Though Nolan himself hasn’t been to the lab in Cochabamba yet, his colleague and Ryerson associate professor of early childhood studies Aurelia Di Santo went down to work directly with the team there. He plans to travel down in May and is “very excited and looking forward to meeting face-to-face people who I’ve been communicating with [for] so long online.”

Nolan is autistic, which he says helps him with his designs because he views the world from a different perspective.

“I find that my attention always shifts towards the edges and gaps of things. I’m always aware of what is forgotten, ignored or left behind. I’m always thinking about the assumptions that we make, and I question those assumptions,” he said.

Nolan said he’s always been uncomfortable with how disabled people are marginalized by society, and he’s aware of how designs focus on a standard definition of a person.

“Combining these two notions has led to a sense that we need to be able to create tools that will allow everyone to create things that they need in their lives without having to wait for someone else to design for them,” Nolan said. “I think the design should be radically individualizable, and the design processes should start with the [individuals] who use an object, and not with the designer or engineer who merely wants to create things for others.”

At EDGE, Nolan and his team launched the Responsive Ecologies Lab (RE/Lab). The lab uses fields like engineering, architecture and health sciences to “ensure that technologies become a more meaningful and useful part of our lives” by creating things like learning-based games and built environments, like the ADI project.

“I think my approach has emerged because of who I am as an autistic, and how I see the world,” Nolan said. “Yet, at the same time, I think that we all can expand our awareness towards the margins, and the marginalized, and see new opportunities to imagine and invent new tools and technologies that will help us create solutions for ourselves. That is a really interesting challenge.”

The ADI project’s goal for the future is to help locals in Bolivia develop a design lab of their own where they can learn to create advancements for special-needs children.
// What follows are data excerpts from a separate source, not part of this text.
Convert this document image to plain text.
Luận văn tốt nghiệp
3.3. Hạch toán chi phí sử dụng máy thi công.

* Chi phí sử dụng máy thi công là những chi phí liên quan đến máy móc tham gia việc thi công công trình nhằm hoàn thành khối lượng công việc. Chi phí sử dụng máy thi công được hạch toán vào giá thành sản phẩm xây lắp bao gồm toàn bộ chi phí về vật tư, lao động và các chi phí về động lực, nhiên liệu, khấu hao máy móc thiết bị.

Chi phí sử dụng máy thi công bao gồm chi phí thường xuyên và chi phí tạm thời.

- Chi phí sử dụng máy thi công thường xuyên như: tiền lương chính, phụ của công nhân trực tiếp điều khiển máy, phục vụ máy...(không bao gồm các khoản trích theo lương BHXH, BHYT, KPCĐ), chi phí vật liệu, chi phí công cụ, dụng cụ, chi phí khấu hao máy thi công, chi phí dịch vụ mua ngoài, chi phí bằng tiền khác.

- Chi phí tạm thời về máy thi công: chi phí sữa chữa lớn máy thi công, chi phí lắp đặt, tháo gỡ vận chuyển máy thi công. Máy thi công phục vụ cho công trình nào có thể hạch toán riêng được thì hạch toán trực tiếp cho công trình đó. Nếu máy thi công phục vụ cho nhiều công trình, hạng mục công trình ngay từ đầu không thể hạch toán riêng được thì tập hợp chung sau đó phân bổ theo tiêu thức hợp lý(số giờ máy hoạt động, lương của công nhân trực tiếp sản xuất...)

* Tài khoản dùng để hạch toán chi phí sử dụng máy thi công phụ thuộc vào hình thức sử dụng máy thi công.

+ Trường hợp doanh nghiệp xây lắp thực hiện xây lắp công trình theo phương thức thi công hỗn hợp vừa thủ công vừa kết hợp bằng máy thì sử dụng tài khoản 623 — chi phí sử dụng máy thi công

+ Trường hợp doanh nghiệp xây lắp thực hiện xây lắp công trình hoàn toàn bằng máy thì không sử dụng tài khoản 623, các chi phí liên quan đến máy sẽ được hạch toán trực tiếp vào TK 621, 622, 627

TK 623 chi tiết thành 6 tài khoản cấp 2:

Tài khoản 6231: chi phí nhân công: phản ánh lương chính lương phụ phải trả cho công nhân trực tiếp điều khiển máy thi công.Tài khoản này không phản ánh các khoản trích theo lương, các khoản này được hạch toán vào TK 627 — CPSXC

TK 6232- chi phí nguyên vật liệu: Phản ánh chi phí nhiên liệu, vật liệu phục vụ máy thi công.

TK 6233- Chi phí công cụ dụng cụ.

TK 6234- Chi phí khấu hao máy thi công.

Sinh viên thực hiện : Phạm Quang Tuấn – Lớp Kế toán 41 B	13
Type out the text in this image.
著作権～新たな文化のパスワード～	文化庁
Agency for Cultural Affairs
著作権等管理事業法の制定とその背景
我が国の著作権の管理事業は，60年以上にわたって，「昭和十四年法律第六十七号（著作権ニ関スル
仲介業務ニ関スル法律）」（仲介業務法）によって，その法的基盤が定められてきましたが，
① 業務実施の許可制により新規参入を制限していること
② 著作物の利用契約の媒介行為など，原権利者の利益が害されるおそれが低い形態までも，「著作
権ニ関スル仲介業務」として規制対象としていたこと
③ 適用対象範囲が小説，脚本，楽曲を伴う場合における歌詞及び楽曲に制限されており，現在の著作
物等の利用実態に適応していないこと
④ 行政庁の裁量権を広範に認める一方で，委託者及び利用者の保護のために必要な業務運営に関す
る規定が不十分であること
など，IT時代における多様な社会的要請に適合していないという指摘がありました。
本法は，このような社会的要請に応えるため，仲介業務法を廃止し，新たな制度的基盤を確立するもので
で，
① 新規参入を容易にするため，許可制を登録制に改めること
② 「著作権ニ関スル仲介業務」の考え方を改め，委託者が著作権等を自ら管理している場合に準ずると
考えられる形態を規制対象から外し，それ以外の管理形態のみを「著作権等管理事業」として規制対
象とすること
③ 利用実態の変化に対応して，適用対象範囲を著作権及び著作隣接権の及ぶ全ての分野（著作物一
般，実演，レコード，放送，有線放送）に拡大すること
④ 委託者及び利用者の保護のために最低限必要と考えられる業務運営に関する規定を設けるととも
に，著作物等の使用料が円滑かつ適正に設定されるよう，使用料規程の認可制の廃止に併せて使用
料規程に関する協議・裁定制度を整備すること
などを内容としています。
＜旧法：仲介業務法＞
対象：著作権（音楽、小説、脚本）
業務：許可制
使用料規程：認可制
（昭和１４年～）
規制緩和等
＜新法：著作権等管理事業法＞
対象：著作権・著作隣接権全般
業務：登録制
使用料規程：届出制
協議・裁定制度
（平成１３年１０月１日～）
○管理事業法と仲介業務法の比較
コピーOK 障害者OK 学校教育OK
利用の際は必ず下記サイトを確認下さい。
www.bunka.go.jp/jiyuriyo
“I’ve never had the opportunity to have a lab such as we are establishing in Bolivia where we can have direct and sustained interaction with a number of children over many years,” Nolan said. “I’m very excited for this phase to begin so that we can move from short one-off experiments to a long-term sustained design project that will help to put these ideas to the test, and hopefully represent improvement in the lives of these children.”